Dr. Alabi is a biomedical engineer, whose work focuses on how to assemble synthetic macromolecules with precise control. His work is applicable both to creating new tools for research and to more efficient drug delivery.

Dr. Alabi received a B.S. from NYU and a B.E. from the Stevens Institute of Technology, before pursuing a Ph.D. at the California Institute of Technology and a postdoctoral fellowship at MIT. He has been a professor at Cornell since 2013. Since then, he has received an early-career faculty grant from the National Science Foundation and was named Professor of the Year by the Cornell chapter of Tau Beta Pi (an engineering honors society).

Delivering drugs to the affected part of the body remains a challenge in medicine: for instance, getting a chemotherapy drug to attack tumor cells without too much harm to healthy tissue. One attractive strategy is to use a “linker” to attach the drug to an antibody that recognizes only tumor cells. The antibody seeks out the tumor cells, bringing along the drug, which is then activated by breaking the linker.

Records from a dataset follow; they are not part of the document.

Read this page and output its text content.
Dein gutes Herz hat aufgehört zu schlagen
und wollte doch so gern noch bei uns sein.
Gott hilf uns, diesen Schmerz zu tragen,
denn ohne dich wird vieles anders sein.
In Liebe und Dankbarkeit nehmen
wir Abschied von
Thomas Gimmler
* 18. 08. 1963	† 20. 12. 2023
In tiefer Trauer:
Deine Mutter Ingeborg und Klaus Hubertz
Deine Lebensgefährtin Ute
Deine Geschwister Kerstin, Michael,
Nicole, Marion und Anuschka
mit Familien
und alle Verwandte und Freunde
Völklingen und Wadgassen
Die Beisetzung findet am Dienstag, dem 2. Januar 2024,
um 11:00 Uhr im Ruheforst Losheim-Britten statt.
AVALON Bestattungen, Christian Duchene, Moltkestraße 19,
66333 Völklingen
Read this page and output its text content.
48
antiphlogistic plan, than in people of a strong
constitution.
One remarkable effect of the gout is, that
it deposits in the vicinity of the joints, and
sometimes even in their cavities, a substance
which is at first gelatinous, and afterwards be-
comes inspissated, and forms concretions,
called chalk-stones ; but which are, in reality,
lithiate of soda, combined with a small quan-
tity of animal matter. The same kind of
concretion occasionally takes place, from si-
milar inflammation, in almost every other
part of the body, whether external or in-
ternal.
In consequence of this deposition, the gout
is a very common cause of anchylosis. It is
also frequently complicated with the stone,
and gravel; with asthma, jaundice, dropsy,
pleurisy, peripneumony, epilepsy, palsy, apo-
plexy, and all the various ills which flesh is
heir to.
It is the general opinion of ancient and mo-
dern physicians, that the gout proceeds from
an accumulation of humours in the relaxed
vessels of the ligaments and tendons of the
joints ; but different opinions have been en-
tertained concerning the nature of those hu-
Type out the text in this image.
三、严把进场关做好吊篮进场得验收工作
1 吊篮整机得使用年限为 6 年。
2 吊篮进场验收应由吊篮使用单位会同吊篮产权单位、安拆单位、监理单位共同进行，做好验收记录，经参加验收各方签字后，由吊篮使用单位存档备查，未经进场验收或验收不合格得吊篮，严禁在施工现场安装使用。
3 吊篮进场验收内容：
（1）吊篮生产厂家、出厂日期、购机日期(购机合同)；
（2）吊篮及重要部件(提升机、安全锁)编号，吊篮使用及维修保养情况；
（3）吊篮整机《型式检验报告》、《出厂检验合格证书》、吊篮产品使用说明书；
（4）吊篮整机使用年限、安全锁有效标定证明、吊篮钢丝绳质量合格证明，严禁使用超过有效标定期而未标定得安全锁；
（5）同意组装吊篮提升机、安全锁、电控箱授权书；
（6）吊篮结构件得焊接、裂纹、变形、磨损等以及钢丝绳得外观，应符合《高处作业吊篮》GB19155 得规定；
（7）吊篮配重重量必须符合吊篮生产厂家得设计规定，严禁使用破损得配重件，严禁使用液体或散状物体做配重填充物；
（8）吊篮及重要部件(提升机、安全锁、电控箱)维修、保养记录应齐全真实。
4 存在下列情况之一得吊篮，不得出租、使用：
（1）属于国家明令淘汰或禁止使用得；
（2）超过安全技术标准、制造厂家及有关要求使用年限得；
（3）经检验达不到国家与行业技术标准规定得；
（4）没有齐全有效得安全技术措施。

In this system, it would be important that the drug stays inactive until it reaches the tumor and that it becomes active once it gets there.

Often, engineers will test different linkers in an artificial system, where they have a lot of control and where it’s easy to see the results. However, these artificial environments are a lot simpler than what happens inside a real body, and so linkers that work really well in these tests don’t necessarily translate to working for real.

Dr. Alabi and his lab recently developed a strategy to better study and compare different kinds of linkers. They built a linker that contains two fluorescent dyes. When the linker is intact, the two dyes are too close together and they basically cancel each other out. However, when the linker is broken, the dye becomes visible, allowing researchers to watch when the linker breaks using a microscope.

To show that this is useful, they attached their new linker to an antibody against HER2, a protein that is present at abnormally high levels on the surface of some breast cancer cells. They treated breast cancer cells with this antibody-linker molecule and were able to use the dye to watch it enter into the cells and measure how long it was active before it was degraded.